Chacun ici conviendra que les paradis fiscaux sont l'un des aspects les plus choquants des activités financières internationales puisqu'ils permettent aux établissements financiers des grands pays d'échapper à peu près à toute législation contraignante en termes de ratios prudentiels comme en termes de fiscalité. Or, qui pourrait nier après les crises que nous avons subies depuis deux ans et que nous subissons encore aujourd'hui il suffit de regarder le titre du grand journal du soir, qui pourrait nier que ce dont l'économie mondiale a le plus urgent besoin, c'est d'une régulation et pour tout dire d'une loyauté arbitrée par les gouvernements démocratiques.

J'observe d'ailleurs que cette condamnation des paradis fiscaux fait l'unanimité au sein du G20, mais que les filets tendus autour de ces paradis fiscaux comportent bien des lacunes, chaque Etat ayant pris grand soin de sauvegarder la liberté des paradis de sa prédilection.

Et face à cette retenue des Etats, il faut reconnaître que la Région Ile-de-France, sous l'impulsion de notre collègue Marie-Pierre de la GONTRIE, vice-présidente chargée des finances a initié une démarche très concrète dont nous pourrions nous inspirer, et qui d'ailleurs rejoint nos propres réflexions.
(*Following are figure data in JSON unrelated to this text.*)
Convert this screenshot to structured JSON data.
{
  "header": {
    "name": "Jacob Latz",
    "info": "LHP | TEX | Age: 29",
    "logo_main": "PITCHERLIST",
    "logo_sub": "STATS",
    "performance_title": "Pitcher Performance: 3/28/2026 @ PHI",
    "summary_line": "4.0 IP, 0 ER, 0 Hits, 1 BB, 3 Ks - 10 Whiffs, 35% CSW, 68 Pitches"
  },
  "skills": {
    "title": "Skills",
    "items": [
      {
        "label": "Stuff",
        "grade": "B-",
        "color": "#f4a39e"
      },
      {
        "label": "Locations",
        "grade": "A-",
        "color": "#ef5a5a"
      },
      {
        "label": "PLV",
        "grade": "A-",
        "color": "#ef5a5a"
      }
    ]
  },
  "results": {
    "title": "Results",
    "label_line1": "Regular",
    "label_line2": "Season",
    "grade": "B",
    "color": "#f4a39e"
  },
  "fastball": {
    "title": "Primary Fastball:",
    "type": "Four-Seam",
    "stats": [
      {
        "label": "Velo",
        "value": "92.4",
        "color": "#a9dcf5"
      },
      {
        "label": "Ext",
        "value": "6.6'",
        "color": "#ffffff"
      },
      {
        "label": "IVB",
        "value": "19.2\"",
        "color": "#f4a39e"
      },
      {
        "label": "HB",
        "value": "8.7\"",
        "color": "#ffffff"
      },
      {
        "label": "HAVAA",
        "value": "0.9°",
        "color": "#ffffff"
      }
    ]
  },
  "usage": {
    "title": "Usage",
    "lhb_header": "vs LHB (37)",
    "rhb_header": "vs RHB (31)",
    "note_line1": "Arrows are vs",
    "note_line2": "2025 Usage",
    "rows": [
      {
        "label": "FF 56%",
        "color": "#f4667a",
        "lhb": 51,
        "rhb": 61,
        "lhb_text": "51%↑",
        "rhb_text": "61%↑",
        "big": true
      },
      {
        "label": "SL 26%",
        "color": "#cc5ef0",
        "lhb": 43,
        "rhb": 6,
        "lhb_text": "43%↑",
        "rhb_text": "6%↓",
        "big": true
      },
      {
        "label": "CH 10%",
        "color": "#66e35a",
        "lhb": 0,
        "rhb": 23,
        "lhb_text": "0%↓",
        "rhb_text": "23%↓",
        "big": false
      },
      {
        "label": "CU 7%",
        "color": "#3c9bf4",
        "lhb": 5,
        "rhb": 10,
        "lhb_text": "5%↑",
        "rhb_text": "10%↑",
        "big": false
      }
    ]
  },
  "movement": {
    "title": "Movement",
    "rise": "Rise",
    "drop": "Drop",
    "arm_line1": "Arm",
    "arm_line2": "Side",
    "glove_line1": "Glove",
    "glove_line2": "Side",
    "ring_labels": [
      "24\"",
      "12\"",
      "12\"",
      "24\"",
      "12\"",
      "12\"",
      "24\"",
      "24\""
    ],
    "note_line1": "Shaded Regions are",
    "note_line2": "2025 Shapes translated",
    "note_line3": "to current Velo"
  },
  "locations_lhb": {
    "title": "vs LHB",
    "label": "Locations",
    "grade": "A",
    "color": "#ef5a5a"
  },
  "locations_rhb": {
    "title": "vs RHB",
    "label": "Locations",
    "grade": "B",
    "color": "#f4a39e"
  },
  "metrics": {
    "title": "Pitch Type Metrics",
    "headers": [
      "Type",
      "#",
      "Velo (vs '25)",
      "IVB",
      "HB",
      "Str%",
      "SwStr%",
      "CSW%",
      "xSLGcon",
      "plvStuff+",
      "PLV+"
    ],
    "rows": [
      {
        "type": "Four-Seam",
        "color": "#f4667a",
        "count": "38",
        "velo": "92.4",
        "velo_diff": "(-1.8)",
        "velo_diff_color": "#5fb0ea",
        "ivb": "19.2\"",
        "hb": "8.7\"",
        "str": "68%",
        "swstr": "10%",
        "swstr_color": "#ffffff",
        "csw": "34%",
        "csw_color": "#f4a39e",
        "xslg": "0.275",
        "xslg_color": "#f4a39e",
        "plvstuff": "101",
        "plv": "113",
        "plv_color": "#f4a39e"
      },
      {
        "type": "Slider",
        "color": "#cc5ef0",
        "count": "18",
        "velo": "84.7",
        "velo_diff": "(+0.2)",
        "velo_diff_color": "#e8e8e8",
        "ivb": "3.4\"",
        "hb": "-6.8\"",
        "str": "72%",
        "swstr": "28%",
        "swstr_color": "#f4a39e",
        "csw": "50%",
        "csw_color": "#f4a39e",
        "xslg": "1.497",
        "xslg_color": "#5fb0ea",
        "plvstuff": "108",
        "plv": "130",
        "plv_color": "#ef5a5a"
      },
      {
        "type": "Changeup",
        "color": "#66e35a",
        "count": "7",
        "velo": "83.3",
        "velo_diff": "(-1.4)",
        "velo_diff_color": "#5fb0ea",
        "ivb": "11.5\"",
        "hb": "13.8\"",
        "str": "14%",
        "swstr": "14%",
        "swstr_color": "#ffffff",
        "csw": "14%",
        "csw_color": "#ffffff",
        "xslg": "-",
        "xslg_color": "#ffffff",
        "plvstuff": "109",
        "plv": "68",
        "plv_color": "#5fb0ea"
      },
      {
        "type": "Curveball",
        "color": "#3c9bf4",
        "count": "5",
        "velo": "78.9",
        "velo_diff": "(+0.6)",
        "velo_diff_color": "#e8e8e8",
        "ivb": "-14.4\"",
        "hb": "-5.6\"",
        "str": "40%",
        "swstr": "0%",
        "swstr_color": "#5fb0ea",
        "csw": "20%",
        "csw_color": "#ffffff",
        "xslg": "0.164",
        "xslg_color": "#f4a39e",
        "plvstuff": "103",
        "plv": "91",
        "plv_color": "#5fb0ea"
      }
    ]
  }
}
Le mécanisme sur lequel nous réfléchissons actuellement devra répondre à plusieurs objectifs.

Premièrement, fixer des règles de transparence claires aux établissements financiers avec lesquels nous traitons, ce qui devrait d'ailleurs être facilité par leur dimension, la Ville n'utilisant que les services de grands établissements plus contrôlables et transparents que d'autres.

Deuxièmement, établir un échange d'informations continu et fiable avec les autorités chargée du contrôle des banques, puisque je rappelle que ce sont ces instances, l'autorité des marchés financiers, la commission bancaire, la direction générale des finances publiques et la direction générale du trésor, qui en France ont la responsabilité d'établir une liste des paradis fiscaux et de coordonner la lutte contre eux dans les organisations internationales. Il n'est pas question d'intervenir sans elles, a fortiori, contre elles.

Troisièmement, être efficace, c'est-à-dire insérer harmonieusement ce dispositif dans la gestion de la dette parisienne dont vous savez qu'elle est très dynamique et très économe, et les intérêts des contribuables parisiens seront évidemment préservés. Monsieur le Maire, nous présenterons au Conseil de Paris, à l'automne, un dispositif qui détaillera ces principes à la fois pour la collectivité parisienne et pour tous les organismes qui dépendent d'elle.

M. LE MAIRE DE PARIS. - Merci.

Oui, René DUTREY, vous avez le droit...

M. René DUTREY. - Je voudrais remercier M. l'adjoint aux finances de cette réponse et saluer le fait que si la Ville de Paris s'engage à l'automne sur cette voie, elle sera la première capitale et la première ville importante à le faire. Et nous nous en réjouissons.

M. LE MAIRE DE PARIS. - Nous en reparlerons mais avec sérieux. Je tiens à ce qu'on soit cohérent.